"Zweifelsohne muss die
zweitjüngste Tochter von
Katharina de’ Medici und
Heinrich II. von Frankreich,
die am 14. Mai 1553, einem Sonntag, das Licht der Welt erblickte,
sehr schön und verführerisch gewesen sein. Von dem Großvater
väterlicherseits, dem französischen König Franz I., hatte sie ihr dunkles Haar
geerbt, das sie jedoch gemäß der Mode ihrer Zeit oft unter blonden oder roten
Perücken versteckte. Zudem schminkte sie sich sehr stark, was später zu ihren
häufigen Hauterkrankungen führen sollte, denn die Cremes im Mittelalter und
der Renaissance wiesen häufig Quecksilber oder andere giftige Substanzen auf.
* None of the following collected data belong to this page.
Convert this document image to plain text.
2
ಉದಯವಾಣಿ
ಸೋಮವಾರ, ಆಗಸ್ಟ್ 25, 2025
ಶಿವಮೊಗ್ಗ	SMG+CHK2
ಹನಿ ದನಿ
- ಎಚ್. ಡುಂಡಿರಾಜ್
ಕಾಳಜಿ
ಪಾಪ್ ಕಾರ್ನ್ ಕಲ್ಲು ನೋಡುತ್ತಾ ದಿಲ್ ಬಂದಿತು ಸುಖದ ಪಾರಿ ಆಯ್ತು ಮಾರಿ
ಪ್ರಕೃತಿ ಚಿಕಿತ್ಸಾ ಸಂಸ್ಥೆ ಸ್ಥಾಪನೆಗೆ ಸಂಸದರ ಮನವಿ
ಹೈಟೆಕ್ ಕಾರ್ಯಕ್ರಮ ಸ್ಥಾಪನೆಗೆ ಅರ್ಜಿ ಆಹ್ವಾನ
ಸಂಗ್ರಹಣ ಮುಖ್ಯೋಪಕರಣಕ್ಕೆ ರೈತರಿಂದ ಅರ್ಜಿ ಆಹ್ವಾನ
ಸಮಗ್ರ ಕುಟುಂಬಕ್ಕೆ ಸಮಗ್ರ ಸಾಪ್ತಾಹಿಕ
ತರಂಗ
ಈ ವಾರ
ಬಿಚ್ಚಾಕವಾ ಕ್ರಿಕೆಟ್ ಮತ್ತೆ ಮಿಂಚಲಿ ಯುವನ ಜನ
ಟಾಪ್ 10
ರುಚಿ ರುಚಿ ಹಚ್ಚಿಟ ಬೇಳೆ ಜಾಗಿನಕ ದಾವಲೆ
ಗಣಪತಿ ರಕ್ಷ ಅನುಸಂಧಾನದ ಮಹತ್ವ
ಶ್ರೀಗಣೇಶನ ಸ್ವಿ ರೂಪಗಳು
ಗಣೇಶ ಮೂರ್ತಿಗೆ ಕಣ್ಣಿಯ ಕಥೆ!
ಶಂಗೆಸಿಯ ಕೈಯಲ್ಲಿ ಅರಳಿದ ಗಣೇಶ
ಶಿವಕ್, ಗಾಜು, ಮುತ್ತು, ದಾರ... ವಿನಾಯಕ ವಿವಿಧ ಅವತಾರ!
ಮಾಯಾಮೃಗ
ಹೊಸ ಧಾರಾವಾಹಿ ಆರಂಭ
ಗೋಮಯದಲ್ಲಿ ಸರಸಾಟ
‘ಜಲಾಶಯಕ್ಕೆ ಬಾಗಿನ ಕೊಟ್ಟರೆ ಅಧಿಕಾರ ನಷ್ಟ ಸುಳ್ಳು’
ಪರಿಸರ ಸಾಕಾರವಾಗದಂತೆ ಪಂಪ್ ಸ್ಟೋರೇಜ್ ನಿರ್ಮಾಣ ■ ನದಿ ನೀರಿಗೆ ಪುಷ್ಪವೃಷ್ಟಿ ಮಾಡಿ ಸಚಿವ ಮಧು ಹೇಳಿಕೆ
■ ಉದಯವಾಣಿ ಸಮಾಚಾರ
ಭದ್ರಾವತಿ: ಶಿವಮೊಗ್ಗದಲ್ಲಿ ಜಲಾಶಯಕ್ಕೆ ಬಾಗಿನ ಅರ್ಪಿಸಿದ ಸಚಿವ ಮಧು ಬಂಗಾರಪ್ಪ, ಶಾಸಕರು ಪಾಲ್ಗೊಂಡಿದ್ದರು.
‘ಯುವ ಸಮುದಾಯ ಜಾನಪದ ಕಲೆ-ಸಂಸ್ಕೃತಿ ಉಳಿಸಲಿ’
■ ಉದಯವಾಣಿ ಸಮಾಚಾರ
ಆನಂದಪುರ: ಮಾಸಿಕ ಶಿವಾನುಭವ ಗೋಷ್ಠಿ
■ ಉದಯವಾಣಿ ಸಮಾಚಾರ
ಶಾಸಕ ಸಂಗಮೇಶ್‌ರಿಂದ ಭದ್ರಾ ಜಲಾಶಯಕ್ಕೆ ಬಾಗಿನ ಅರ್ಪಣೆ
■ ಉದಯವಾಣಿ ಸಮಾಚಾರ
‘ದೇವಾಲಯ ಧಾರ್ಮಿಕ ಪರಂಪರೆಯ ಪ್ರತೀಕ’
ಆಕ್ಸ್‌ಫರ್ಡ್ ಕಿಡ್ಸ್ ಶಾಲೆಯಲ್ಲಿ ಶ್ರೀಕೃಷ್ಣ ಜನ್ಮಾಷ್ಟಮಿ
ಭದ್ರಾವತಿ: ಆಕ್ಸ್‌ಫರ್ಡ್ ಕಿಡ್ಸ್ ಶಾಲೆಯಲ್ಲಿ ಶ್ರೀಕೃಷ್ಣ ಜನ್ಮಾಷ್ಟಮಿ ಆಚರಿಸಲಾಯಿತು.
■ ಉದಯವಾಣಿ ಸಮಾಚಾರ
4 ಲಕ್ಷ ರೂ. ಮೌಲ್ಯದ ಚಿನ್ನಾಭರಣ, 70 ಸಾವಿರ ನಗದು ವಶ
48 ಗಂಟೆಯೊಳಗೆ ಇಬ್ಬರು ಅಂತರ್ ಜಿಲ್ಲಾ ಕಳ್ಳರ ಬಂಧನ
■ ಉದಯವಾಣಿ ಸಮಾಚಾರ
Im Gegensatz zu ihren Geschlechtsgenossinnen ließ sie – zur großen Freude
ihrer Bewunderer – ihr
außergewöhnlich schönes
Gesicht selten hinter einer
schwarzen Maske bzw.
Larve verschwinden. Um
sich Marguerite plastisch
vorstellen zu können,
sollte man Brantômes
Worten lauschen: „...
denn all ihre schönen
Kleidungen und Schmuck
wagten sich nie daran,
ihren schönen Hals und
ihren reizenden Busen zu
bedecken, aus Furcht, den
Augen der Welt, die sich
an einem so entzückenden
Gegenstand weideten, ein
Unrecht zu tun. Denn
gewiß ist nie ein so
schöner, weißer, üppiger voller Busen gesehen
worden als der ihrige und
sie zeigte ihn so bloß, er
lag so unverhüllt da, daß die meisten Kavaliere am Hofe darüber sich zu Tode
verschmachteten; ja sogar Damen habe ich gesehen, die ihr so vertraut waren,
daß sie sich die Freiheit ihres Umgangs zu Nutze machten und ihn mit
feurigem Entzücken küßten.“
Außerdem war Marguerite von „vollem schlankem Wuchs“. Das Frauenideal
der Männer hatte sich mittlerweile geändert. So waren dürre bzw. hagere
Damen beim männlichen Geschlecht nicht mehr besonders gefragt: „Man sieht
öfters Frauen, die zwar nicht an Krankheiten leiden, die aber trotzdem so
mager, dürr und fleischlos sind wie ein Skelett. Ich (Brantôme) kannte eine
sehr vornehme Dame, von der der Bischof von Cisteron, der schlagfertigste
Mann bei Hofe, sagte: ‚Sie umarmen, müßte sein, als umarmte man eine
Drahtbürste.‘ Ein Kavalier, den wir mit seinen Beziehungen zu einer großen
Dame aufzogen, sagte: ‚Meine Herren, Sie irren. Ich schwärme für Fleisch,
aber das sind bloß Knochen.‘“
Marguerites Zeitgenossen beschrieben sie obendrein als freigebig, großzügig
bis verschwenderisch, stolz und manchmal sarkastisch spöttelnd." (in: Maike Vogt-Lüerssen: Frauen in der Renaissance – 30 Einzelschicksale, ebenda, S. 367-368).